Malpractice Insurance Limits Required in Florida

    • Limits on malpractice awards in Florida were an attempt to lower premiums for doctors.Hospital image by Raulmah?3n from Fotolia.com

      Doctors purchase malpractice insurance to protect them from financial losses resulting from a malpractice lawsuit and because most states require them to be covered. Medical malpractice refers to a physician not providing at least the minimum quality of care for a patient thus causing the patient some type of harm. Because victims could receive large awards from these claims, malpractice insurance premiums are high. To combat premiums, Florida has limited the damages a patient could receive in a malpractice lawsuit and placed limits on attorney fees in these cases.

    Malpractice Insurance Requirements

    • Under Florida law, doctors are required to have at least $100,000 in malpractice insurance and at least $250,000 if they are going to be working in a hospital. They do have options. For example, they can establish a trust account instead. If they choose not to set aside funds to cover malpractice claims or to purchase malpractice insurance, the law does require them to post a sign in their office alerting patients that they do not carry insurance.

    Limits on Malpractice Awards

    • In Florida malpractice cases, the maximum award a victim can receive is $500,000 in non-economic damages or $1 million if they end up in a persistent vegetative state or dead as a result of the doctor's negligence. Non-economic damages include awards for pain and suffering, impairment or disfigurement, and similar claims. If punitive damages are awarded, they are capped at three times the economic or compensatory damages suffered by the victim. Punitive damages, which are awarded to punish the doctor for his wrongdoing, are capped at $500,000 unless the victim can prove the doctor intended to cause the patient harm.

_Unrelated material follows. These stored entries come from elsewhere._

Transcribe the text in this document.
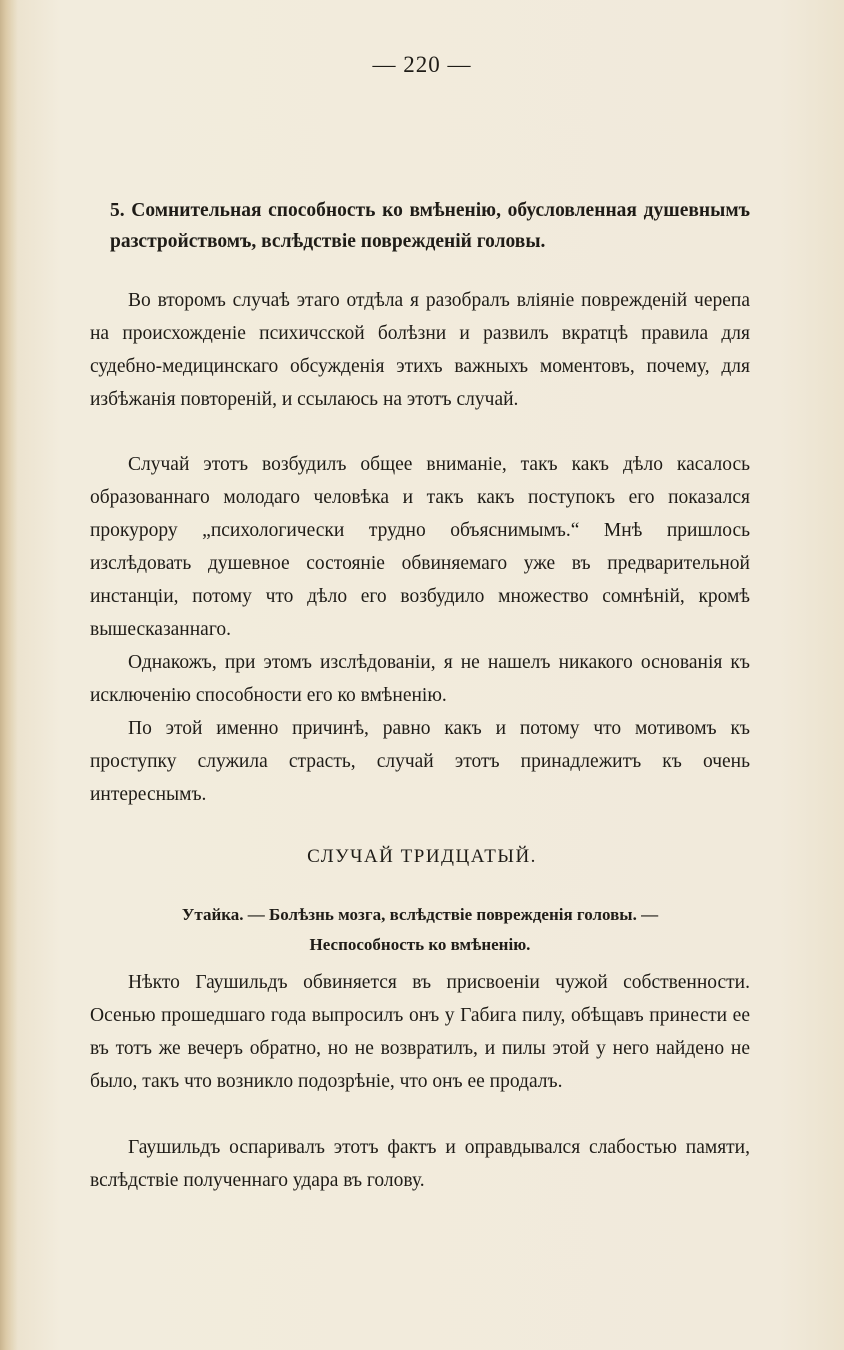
— 220 —
5. Сомнительная способность ко вмѣненію, обусловленная душевнымъ разстройствомъ, вслѣдствіе поврежденій головы.

Во второмъ случаѣ этаго отдѣла я разобралъ вліяніе поврежденій черепа на происхожденіе психичсской болѣзни и развилъ вкратцѣ правила для судебно-медицинскаго обсужденія этихъ важныхъ моментовъ, почему, для избѣжанія повтореній, и ссылаюсь на этотъ случай.

Случай этотъ возбудилъ общее вниманіе, такъ какъ дѣло касалось образованнаго молодаго человѣка и такъ какъ поступокъ его показался прокурору „психологически трудно объяснимымъ.“ Мнѣ пришлось изслѣдовать душевное состояніе обвиняемаго уже въ предварительной инстанціи, потому что дѣло его возбудило множество сомнѣній, кромѣ вышесказаннаго.

Однакожъ, при этомъ изслѣдованіи, я не нашелъ никакого основанія къ исключенію способности его ко вмѣненію.

По этой именно причинѣ, равно какъ и потому что мотивомъ къ проступку служила страсть, случай этотъ принадлежитъ къ очень интереснымъ.

СЛУЧАЙ ТРИДЦАТЫЙ.
Утайка. — Болѣзнь мозга, вслѣдствіе поврежденія головы. —
Неспособность ко вмѣненію.

Нѣкто Гаушильдъ обвиняется въ присвоеніи чужой собственности. Осенью прошедшаго года выпросилъ онъ у Габига пилу, обѣщавъ принести ее въ тотъ же вечеръ обратно, но не возвратилъ, и пилы этой у него найдено не было, такъ что возникло подозрѣніе, что онъ ее продалъ.

Гаушильдъ оспаривалъ этотъ фактъ и оправдывался слабостью памяти, вслѣдствіе полученнаго удара въ голову.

    Limits on Attorney Fees

    • Because of the large settlements involved in malpractice cases, attorneys handling the cases could walk away with a hefty check for their efforts. To ensure that patients received most of the award for their injury, the Legislature also limited the attorney fees in these cases. In Florida, the malpractice attorney's fees can equal 30 percent of awards of up to $250,000, plus 10 percent of the award above that amount.

    Joint Liability

    • Under the revised Florida malpractice laws, judges also have the option of assigning joint liability to both the victim and the doctor. If both parties were guilty of contributory negligence, then they are both held responsible for the damages. The judge determines the percentage of negligence for each party and reduces the victim's award appropriately. For example, if the victim was 10 percent at fault and was initially awarded $200,000 in damages then the award would be reduced to $180,000.

    Limits Effects on Malpractice Premiums

    • Although the new law limited malpractice awards was intended to reduce malpractice insurance premiums for doctors in Florida, the results have not been significant. Even though the losses felt by malpractice insurers dropped by more than 50 percent between 2003 ($700 million in losses) and 2006 ($300 million in losses), the premiums went down by only 8 percent. Malpractice claims also dropped by 25 percent between 2004 and 2007 but doctors in Florida did not see a steep decline in their premiums, which can be as high as $100,000 per year in some parts of the state for specialties, such as obstetrics, according to an article in the Insurance Journal.